FUENTE FORMAL: DECRETO 0699 DE 2013 – ARTICULO 3 NUMERAL 1
LITERAL B / LEY 1607 DE 2012 – ARTICULO 147 / LEY 1607 DE 2012 – ARTICULO 148 / ESTATUTO TRIBIBUTARIO – ARTICULO 513 / ESTATUTO TRIBUTARIO – ARTICULO 514 / ESTATUTO TRIBUTARIO – ARTICULOS 702, 703, 704, 712, 717, 719 / DECRETO 2885 DE 1999
CONSEJO DE ESTADO
SALA DE LO CONTENCIOSO ADMINISTRATIVO
SECCIÓN CUARTA
Consejero ponente: STELLA JEANNETTE CARVAJAL BASTO
Bogotá D.C., quince (15) de junio de dos mil diecisiete (2017).
Radicación número: 11001-03-27-000-2013-00015-00(20067)
Actor: ELIZABETH WHITTINGHAM GARCÍA
Demandado: MINISTERIO DE HACIENDA Y CRÉDITO PÚBLICO Y U.A.E DIAN FALLO En ejercicio de la competencia atribuida por el numeral 1º del artículo 149 del CPACA, corresponde a la Sala proveer sobre la demanda de nulidad interpuesta contra algunos apartes del literal b) de los artículos 3 y 6 del Decreto 0699 de 2013, por el cual se reglamentan los artículos 147, 148 y 149 de la Ley 1607 de
2012. NORMAS ACUSADAS Los apartes demandados de los artículos 3 y 6 del Decreto 0699 del 12 de abril de 2013, son los que se resaltan a continuación:
“Art. 3. Procedencia de la Conciliación Contencioso Administrativa Tributaria y Aduanera. Los contribuyentes, agentes de retención y responsables de los impuestos nacionales y los usuarios aduaneros, podrán solicitar a la U.A.E. Dirección de Impuestos y Aduanas Nacionales DIAN, conforme con lo dispuesto en el artículo anterior, la conciliación del valor total de las sanciones e intereses, actualización de la sanción e intereses discutidos ante la jurisdicción de lo contencioso administrativo, siempre y cuando cumplan con la totalidad de los siguientes requisitos:
1. Que con anterioridad al 26 de diciembre de 2012, se haya presentado demanda de nulidad y restablecimiento de derecho, contra: a) Liquidaciones oficiales de revisión, liquidaciones de corrección aritmética, liquidaciones de aforo, liquidaciones oficiales de revisión de valor y liquidaciones oficiales de corrección de tributos aduaneros; b) Resoluciones que imponen sanción, cuando su imposición sea consecuencia de la determinación de un mayor impuesto o tributo aduanero a cargo o de un menor saldo a favor, y Art. 6. Procedencia de la Terminación por Mutuo Acuerdo de los procesos administrativos tributarios y aduaneros.

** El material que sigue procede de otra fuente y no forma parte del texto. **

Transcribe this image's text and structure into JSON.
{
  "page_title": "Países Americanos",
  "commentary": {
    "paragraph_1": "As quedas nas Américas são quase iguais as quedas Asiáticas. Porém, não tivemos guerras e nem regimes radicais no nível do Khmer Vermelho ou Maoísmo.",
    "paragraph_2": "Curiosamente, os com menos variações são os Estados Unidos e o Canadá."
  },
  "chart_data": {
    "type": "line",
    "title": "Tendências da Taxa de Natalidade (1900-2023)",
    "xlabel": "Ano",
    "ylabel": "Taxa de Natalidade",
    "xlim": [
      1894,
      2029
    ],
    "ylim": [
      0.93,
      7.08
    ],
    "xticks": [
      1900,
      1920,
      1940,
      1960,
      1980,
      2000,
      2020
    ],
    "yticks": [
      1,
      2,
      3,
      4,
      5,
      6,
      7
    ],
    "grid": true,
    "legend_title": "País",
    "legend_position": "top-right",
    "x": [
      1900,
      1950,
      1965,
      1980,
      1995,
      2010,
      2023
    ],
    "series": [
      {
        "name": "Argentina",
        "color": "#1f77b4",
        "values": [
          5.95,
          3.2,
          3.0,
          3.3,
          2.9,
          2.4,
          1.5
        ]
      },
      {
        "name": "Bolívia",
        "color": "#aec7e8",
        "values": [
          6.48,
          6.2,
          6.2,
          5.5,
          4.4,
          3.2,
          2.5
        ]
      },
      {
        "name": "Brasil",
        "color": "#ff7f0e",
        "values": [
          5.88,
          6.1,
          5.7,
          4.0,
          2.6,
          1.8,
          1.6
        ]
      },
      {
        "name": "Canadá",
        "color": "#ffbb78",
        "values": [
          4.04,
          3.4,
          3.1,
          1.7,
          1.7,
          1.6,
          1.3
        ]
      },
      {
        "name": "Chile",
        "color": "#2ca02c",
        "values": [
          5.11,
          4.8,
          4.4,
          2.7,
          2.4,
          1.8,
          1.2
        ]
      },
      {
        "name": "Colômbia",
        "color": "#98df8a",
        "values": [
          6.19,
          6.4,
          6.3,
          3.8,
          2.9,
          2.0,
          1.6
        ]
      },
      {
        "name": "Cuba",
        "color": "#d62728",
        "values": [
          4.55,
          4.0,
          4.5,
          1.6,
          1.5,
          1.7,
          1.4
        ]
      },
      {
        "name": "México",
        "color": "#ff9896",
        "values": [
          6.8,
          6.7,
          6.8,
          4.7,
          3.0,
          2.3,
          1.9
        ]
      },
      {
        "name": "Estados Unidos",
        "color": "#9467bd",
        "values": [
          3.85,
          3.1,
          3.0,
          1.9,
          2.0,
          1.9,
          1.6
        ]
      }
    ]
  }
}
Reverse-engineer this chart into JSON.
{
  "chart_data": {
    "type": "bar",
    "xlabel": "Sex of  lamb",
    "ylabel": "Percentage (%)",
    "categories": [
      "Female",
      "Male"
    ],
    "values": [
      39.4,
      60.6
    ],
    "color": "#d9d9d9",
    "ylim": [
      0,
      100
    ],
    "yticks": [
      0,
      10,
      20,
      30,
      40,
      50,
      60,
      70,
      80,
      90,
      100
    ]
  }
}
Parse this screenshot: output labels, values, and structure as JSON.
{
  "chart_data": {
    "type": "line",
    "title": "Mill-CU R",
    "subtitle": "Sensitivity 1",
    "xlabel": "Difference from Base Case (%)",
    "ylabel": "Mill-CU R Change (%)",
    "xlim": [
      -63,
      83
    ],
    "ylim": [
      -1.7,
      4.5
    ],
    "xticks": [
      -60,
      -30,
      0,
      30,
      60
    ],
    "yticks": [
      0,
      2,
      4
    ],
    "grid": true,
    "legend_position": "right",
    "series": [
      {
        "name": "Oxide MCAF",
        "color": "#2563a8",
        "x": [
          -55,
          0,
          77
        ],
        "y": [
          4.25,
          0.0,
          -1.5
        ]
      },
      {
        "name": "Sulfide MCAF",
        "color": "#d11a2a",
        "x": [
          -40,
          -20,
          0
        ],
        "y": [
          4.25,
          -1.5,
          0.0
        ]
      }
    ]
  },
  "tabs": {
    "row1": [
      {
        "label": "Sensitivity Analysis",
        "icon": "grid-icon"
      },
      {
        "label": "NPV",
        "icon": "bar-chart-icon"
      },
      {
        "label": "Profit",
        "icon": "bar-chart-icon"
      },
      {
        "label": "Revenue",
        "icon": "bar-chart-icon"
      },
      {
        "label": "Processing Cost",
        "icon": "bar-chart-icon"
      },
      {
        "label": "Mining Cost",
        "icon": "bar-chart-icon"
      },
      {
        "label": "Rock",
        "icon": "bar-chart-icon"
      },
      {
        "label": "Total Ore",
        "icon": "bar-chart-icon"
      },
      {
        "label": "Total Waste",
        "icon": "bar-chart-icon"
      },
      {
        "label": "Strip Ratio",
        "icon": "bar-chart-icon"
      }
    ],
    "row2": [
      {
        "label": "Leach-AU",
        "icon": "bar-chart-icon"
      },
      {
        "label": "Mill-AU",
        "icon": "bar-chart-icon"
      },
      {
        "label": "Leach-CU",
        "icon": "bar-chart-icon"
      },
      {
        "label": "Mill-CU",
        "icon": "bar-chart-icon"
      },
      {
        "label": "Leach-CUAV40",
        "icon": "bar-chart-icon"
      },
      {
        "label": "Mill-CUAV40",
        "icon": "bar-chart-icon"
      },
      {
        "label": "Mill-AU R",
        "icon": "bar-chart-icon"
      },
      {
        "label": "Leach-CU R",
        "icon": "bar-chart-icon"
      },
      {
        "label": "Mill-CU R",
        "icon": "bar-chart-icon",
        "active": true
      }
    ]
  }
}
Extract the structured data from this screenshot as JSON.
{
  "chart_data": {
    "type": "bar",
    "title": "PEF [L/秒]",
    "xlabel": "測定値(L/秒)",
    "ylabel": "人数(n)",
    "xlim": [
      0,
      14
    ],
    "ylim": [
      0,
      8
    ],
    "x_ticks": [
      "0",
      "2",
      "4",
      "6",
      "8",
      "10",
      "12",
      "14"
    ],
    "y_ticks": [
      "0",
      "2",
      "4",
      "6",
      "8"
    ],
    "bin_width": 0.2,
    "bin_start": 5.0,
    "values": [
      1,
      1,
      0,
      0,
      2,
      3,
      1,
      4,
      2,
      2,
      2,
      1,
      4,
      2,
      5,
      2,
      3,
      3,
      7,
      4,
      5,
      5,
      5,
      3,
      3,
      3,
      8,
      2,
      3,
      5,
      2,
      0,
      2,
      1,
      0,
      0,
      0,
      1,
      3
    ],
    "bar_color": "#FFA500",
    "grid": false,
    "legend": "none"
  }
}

Los contribuyentes, agentes de retención y responsables de los impuestos nacionales y los usuarios aduaneros, podrán transar con la U.A.E. Dirección de Impuestos y Aduanas Nacionales DIAN, hasta el 31 de agosto de 2013, el valor total de las sanciones e intereses, según el caso, siempre y cuando cumplan con la totalidad de los siguientes requisitos:
1. Que con anterioridad al 26 de diciembre de 2012, se haya notificado alguno
de los siguientes actos administrativos: a) Requerimiento especial, liquidación de revisión, liquidación de corrección aritmética, liquidación de aforo, liquidación oficial de revisión al valor, liquidación oficial de corrección de tributos aduaneros o la resolución que resuelve el correspondiente recurso de reconsideración; b) Pliegos de cargos, resolución que impone sanción o su respectivo recurso, cuando su imposición sea consecuencia de la determinación de un mayor impuesto o tributo aduanero a cargo o de un menor saldo a favor, en discusión;” DEMANDA Elizabeth Whittingham García demandó la nulidad parcial del literal b), numeral 1, del artículo 3 del Decreto 0699 de 2013 y del literal b), numeral 1, de artículos 6 ibídem, por estimar que violan el numeral 11 del artículo 189 de la Constitución Política y los artículos 147 y 148 de la Ley 1607 de 2012, en cuanto exceden el ejercicio de la potestad reglamentaria. Sobre el concepto de violación, expuso que la voluntad legislativa plasmada en los artículos 147 y 148 de la de la ley 1607 de 2012 fue la de permitir la conciliación del 100% de las sanciones impuestas en liquidación oficial o resolución independiente, y de la sanción por no declarar, así como la transacción del 100% de las sanciones propuestas en procesos de determinación oficial del impuesto o tributo aduanero, en procesos en los que se propone imponer sanciones mediante resolución independiente y en los que la sanción obedece al incumplimiento de la obligación formal de declarar.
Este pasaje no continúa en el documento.